Donald Trump inquiète la Bourse, et le monde plus globalement, depuis son intervention au Venezuela. Dans la nuit du 2 au 3 janvier, le président proclamé du pays, Nicolás Maduro, a été enlevé lors d’une arrestation spectaculaire orchestrée par les Etats-Unis. Dans la foulée, le président américain a signé un décret afin de protéger les revenus pétroliers vénézuéliens détenus aux Etats-Unis, le tout pour empêcher qu’ils soient saisis par des tribunaux ou des créanciers. «Vous aurez une sécurité totale», lançait le président américain, excluant par ailleurs une présence militaire américaine pour protéger l'activité pétrolière.

Il faut dire que le pays sud-américain attire les convoitises, bénéficiant des plus grandes réserves de brut du monde (300 milliards de barils, selon l’OPEP). Mais la production reste limitée. Alors, au cours d’une réunion à la Maison-Blanche avec les grands groupes pétroliers le 9 janvier dernier, Donald Trump leur a demandé d’investir massivement, rapportent Les Echos, plus précisément 100 milliards de dollars. Il compte pour cela sur les géants américains, mais également les Européens. Toutefois, tous ne semblent pas emballés à l’idée d’investir au Venezuela.

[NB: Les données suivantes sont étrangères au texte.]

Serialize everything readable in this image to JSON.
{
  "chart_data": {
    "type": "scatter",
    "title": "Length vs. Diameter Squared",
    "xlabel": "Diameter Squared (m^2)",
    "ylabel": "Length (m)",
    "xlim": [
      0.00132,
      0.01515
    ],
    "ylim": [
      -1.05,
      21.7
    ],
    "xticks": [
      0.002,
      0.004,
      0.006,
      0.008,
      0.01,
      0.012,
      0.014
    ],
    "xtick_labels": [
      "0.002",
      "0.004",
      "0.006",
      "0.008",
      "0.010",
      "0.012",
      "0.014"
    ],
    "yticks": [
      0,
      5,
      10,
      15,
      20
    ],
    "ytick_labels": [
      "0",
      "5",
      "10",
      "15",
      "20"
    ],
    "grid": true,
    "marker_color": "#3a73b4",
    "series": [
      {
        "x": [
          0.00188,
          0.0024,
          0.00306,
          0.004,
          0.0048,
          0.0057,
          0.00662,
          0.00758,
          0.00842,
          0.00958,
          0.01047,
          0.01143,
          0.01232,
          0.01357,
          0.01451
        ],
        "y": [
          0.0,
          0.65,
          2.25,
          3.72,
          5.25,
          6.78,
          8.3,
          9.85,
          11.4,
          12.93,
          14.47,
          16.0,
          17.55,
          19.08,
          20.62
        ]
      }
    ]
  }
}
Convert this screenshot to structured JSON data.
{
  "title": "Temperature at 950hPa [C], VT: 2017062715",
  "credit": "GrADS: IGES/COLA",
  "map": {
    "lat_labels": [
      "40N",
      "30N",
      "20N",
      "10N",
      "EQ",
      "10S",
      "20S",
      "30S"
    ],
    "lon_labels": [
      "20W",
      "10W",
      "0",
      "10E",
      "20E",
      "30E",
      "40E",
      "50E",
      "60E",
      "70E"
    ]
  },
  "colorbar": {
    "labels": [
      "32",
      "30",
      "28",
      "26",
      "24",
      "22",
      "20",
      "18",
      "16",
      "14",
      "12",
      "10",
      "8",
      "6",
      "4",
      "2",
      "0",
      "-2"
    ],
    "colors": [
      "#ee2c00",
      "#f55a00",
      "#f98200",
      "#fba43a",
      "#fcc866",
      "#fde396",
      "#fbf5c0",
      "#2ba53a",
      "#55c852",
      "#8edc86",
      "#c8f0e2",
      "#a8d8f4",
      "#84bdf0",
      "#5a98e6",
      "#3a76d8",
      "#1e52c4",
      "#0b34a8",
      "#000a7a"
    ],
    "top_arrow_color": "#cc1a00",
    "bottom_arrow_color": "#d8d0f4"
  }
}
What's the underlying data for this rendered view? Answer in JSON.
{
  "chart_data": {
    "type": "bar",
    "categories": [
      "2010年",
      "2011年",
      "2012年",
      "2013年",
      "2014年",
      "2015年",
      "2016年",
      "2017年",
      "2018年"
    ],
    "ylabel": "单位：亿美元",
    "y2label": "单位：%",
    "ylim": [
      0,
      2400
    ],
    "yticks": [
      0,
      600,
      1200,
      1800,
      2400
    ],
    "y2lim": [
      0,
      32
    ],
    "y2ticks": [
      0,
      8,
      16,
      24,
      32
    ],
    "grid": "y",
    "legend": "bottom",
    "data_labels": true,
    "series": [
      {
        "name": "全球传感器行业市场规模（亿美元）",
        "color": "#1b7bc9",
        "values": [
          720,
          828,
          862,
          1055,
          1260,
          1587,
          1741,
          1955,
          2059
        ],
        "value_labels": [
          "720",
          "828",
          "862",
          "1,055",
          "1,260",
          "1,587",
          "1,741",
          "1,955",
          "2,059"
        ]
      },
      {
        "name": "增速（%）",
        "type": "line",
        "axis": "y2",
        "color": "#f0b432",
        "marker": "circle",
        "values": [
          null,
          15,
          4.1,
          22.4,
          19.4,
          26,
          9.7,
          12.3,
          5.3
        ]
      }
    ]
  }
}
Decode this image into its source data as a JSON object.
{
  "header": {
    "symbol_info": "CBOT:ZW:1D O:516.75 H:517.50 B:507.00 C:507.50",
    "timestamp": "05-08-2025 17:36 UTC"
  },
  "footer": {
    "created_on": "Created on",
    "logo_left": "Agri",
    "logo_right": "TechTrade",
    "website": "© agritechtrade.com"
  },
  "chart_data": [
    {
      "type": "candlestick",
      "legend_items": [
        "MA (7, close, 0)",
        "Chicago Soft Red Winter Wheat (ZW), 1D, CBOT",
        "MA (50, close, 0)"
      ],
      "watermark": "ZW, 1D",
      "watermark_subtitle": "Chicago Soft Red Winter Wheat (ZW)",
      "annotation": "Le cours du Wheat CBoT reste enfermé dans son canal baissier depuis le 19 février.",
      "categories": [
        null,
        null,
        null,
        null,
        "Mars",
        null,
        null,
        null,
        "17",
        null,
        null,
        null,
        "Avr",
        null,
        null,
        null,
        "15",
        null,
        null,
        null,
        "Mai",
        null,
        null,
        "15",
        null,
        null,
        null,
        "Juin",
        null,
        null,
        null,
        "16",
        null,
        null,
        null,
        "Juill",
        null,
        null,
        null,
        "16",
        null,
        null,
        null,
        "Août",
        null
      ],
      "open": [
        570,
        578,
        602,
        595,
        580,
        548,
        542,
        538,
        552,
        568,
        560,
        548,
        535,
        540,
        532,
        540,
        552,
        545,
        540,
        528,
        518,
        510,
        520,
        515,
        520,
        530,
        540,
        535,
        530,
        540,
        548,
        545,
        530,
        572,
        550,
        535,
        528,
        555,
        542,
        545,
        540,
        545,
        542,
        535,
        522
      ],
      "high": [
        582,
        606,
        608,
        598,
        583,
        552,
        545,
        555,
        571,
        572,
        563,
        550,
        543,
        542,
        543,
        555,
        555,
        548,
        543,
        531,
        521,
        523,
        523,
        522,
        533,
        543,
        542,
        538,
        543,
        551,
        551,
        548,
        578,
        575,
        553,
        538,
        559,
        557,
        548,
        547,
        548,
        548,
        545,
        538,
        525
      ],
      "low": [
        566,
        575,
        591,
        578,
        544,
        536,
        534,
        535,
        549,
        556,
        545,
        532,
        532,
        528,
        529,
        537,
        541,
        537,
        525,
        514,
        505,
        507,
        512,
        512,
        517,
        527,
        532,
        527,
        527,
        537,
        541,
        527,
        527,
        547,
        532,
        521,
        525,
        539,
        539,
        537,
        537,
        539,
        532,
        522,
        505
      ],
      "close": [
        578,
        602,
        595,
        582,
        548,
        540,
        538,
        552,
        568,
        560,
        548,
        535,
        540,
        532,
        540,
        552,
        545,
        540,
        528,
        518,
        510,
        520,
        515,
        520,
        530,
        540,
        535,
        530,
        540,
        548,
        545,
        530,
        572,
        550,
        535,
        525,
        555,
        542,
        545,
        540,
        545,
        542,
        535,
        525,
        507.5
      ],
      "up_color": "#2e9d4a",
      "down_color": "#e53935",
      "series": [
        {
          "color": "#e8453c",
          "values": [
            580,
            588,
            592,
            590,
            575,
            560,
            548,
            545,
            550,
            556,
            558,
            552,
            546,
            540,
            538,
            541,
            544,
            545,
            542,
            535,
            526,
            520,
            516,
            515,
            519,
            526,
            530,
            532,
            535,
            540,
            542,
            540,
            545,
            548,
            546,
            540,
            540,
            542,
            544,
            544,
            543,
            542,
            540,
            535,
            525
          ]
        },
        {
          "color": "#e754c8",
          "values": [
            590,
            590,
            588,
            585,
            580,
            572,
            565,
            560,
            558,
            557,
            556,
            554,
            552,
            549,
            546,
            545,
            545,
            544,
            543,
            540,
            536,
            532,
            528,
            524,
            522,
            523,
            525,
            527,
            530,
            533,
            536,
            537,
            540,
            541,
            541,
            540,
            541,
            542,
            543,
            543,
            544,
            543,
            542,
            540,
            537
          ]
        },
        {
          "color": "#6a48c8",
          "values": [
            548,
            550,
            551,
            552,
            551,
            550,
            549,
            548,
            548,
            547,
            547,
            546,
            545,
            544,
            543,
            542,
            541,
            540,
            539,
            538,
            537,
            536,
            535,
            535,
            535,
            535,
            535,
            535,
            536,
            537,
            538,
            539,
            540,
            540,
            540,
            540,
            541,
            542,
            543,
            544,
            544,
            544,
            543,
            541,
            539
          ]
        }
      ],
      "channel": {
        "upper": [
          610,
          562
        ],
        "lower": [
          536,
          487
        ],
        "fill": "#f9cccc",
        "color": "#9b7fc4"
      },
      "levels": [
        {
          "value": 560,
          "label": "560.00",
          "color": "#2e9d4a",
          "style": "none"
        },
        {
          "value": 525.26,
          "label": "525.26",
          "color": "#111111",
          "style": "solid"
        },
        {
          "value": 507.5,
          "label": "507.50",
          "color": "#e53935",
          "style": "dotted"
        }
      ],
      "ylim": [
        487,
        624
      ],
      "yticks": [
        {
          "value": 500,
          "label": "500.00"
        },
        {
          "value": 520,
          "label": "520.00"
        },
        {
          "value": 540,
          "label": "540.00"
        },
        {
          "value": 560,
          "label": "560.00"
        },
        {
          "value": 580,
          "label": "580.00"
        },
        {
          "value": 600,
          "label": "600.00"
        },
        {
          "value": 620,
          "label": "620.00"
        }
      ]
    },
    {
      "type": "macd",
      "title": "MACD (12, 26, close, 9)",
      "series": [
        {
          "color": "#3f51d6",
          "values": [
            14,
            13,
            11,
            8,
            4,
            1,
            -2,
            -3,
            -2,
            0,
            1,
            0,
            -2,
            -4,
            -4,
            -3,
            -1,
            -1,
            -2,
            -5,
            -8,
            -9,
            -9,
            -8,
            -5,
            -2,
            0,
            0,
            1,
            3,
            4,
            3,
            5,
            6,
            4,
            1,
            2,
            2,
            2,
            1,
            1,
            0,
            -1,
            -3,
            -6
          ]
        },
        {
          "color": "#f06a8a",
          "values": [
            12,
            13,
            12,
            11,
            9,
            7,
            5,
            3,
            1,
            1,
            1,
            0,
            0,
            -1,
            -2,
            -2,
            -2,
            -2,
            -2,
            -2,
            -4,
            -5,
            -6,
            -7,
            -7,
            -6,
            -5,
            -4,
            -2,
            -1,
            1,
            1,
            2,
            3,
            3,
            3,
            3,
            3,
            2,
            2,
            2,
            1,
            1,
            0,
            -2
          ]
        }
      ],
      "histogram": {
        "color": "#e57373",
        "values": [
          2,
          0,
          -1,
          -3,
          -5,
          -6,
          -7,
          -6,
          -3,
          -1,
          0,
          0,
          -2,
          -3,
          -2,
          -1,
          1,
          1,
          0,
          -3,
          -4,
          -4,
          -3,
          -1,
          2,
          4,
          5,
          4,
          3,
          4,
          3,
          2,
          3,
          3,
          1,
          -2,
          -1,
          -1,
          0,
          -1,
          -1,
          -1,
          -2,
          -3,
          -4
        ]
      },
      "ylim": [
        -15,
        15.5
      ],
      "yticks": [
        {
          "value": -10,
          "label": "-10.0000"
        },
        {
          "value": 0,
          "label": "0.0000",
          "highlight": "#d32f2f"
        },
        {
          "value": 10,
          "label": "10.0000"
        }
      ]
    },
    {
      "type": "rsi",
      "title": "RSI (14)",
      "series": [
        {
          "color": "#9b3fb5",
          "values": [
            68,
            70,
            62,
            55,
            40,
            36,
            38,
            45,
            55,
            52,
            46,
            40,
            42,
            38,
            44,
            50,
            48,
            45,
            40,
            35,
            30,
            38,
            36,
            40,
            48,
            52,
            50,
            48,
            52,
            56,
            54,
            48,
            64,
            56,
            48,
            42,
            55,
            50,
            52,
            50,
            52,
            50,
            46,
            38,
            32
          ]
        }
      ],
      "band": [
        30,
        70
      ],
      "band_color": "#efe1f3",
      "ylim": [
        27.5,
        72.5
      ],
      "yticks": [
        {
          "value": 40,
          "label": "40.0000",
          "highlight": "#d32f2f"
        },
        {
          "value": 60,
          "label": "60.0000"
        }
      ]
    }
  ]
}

Certaines firmes réclament encore des milliards d’arriérés

Il faut dire que le brut vénézuélien est décrit comme plus visqueux que celui extrait aux Etats-Unis, par exemple. Son raffinage est plus polluant, compliqué et coûteux. Et pour remettre à niveau toutes les infrastructures du pays, il faudrait engager des dizaines de milliards de dollars. Sans compter le contexte politique actuel qui est loin de rassurer. Reste à savoir qui serait intéressé. A ce stade, notent Les Echos, le PDG d'ExxonMobil considère qu’il est «impossible d’investir» au Venezuela. Il réclame des garanties commerciales, financières et même de sécurité.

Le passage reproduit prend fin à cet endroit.